Read More : Google Luncurkan Mode AI Dalam Hasil Pencarian

Pavel Durov, yang baru-baru ini dibebaskan tetapi menghadapi dakwaan resmi dan dilarang meninggalkan Prancis, memiliki beberapa kewarganegaraan. Dalam hampir satu dekade, pendiri dan CEO Telegram telah mempertemukan warga negara yang berbeda, sehingga menambah misteri seputar penangkapannya.

Berbagai paspor memberi Durov perlindungan setelah dia membuat telegram yang merayakan kebebasan berekspresi. Aplikasi ini digunakan oleh beberapa pihak untuk mengorganisir demonstrasi di pemerintahan yang represif, seperti di Iran dan negaranya, Rusia. Namun, pemerintah negara-negara Barat menuduh Telegram membantu bisnis penyelundup narkoba, pencucian uang, kelompok bersenjata, dan pornografi anak.

Menurut AP detikINET, Durov dianggap sebagai pemegang paspor Rusia, Prancis, Uni Emirat Arab, dan St. Kitts dan Nevis mendaftar. Majalah Forbes memperkirakan kekayaannya mencapai 15,5 miliar dolar.

Durov ditangkap di bandara Le Bourget pada hari Sabtu dan dibebaskan pada hari Rabu setelah empat hari diinterogasi. Hakim membuka dakwaan awal terhadapnya dan memutuskan untuk membayar uang jaminan sebesar 5 juta Euro dan melapor ke kantor polisi dua kali seminggu.

Tuduhan terhadap Durov termasuk bahwa platformnya digunakan untuk materi pelecehan seksual terhadap anak-anak dan perdagangan narkoba, dan bahwa Telegram menolak untuk berbagi informasi atau dokumen dengan penyelidik ketika diwajibkan oleh hukum.

Bangsa ini sedang berubah

Durov, kini berusia 39 tahun, mulai mendapatkan kewarganegaraan lain lebih dari satu dekade lalu. Kelompok ini tumbuh dari perselisihan mengenai VKontakte, yang dikenal sebagai VK, sebuah situs media sosial yang pada saat itu mengambil alih Facebook di Rusia. Setelah menolak melarang konten oposisi di VK, dia meninggalkan Rusia.

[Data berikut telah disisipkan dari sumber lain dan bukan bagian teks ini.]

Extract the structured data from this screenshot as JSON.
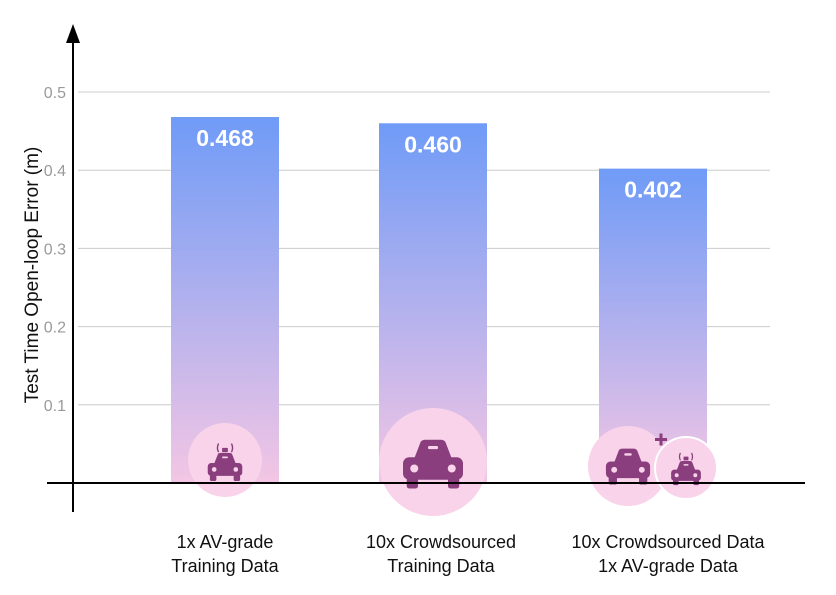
{
  "chart_data": {
    "type": "bar",
    "title": "",
    "xlabel": "",
    "ylabel": "Test Time Open-loop Error (m)",
    "ylim": [
      0,
      0.5
    ],
    "yticks": [
      0.1,
      0.2,
      0.3,
      0.4,
      0.5
    ],
    "grid": true,
    "categories": [
      [
        "1x AV-grade",
        "Training Data"
      ],
      [
        "10x Crowdsourced",
        "Training Data"
      ],
      [
        "10x Crowdsourced Data",
        "1x AV-grade Data"
      ]
    ],
    "values": [
      0.468,
      0.46,
      0.402
    ],
    "value_labels": [
      "0.468",
      "0.460",
      "0.402"
    ],
    "category_icons": [
      [
        "sensor-car-icon"
      ],
      [
        "car-icon"
      ],
      [
        "car-icon",
        "plus-icon",
        "sensor-car-icon"
      ]
    ]
  },
  "colors": {
    "bar_top": "#6f9bf7",
    "bar_bottom": "#f3c6e4",
    "icon_circle": "#f9d3ea",
    "icon_fill": "#8a3e7e",
    "grid": "#cccccc",
    "axis": "#000000"
  }
}
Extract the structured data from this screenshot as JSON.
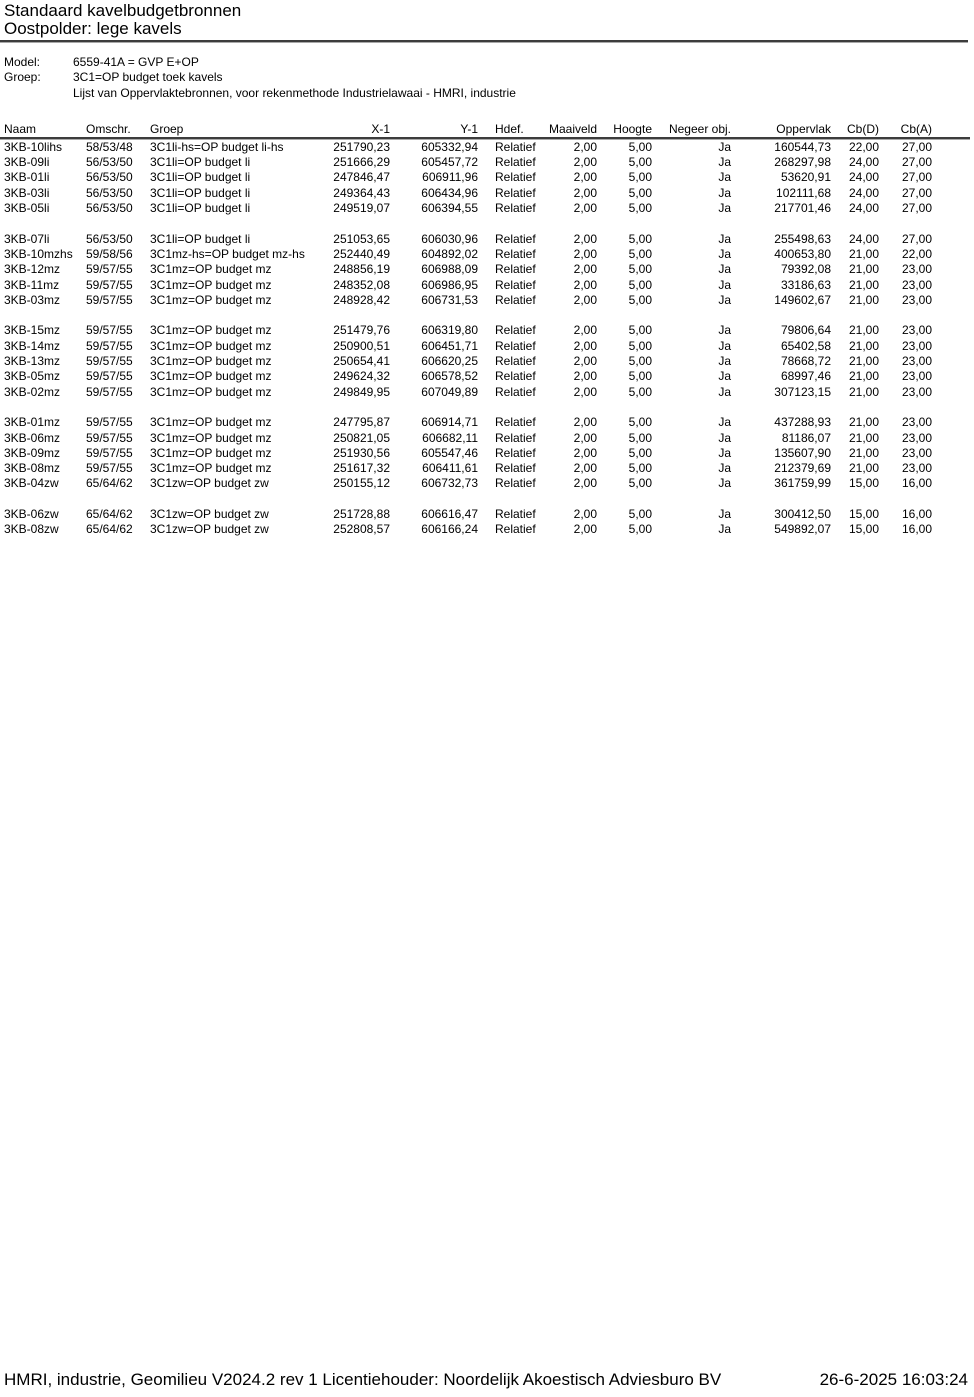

Dia menerima paspor St. Durov mengatakan bahwa pada tahun 2013 ia menerima paspor St. Itu tidak pernah ada.

Pada tahun 2017, Durov tinggal penuh waktu di Dubai dan Telegram berkantor pusat di Dubai Media City. “Aku suka di sini,” katanya. UEA kemudian memberikan kewarganegaraan kepada Dorov, hal yang jarang terjadi di negara yang 90% penduduknya adalah orang asing dan tidak ada jalur untuk mendapatkan kewarganegaraan. UEA juga meminta Prancis untuk memberikan perlindungan yang diperlukan bagi Durov.

Durov difoto bersama Sheikh Hamdan bin Mohammed Al Maktoum, Putra Mahkota Dubai pada tahun 2021. Laporan pada saat itu menyebutkan bahwa kantor pusat Telegram berada di Dubai dan bernilai lebih dari 20 miliar dolar. UEA, khususnya Dubai, berupaya menarik perusahaan internet dan e-commerce untuk datang ke sana.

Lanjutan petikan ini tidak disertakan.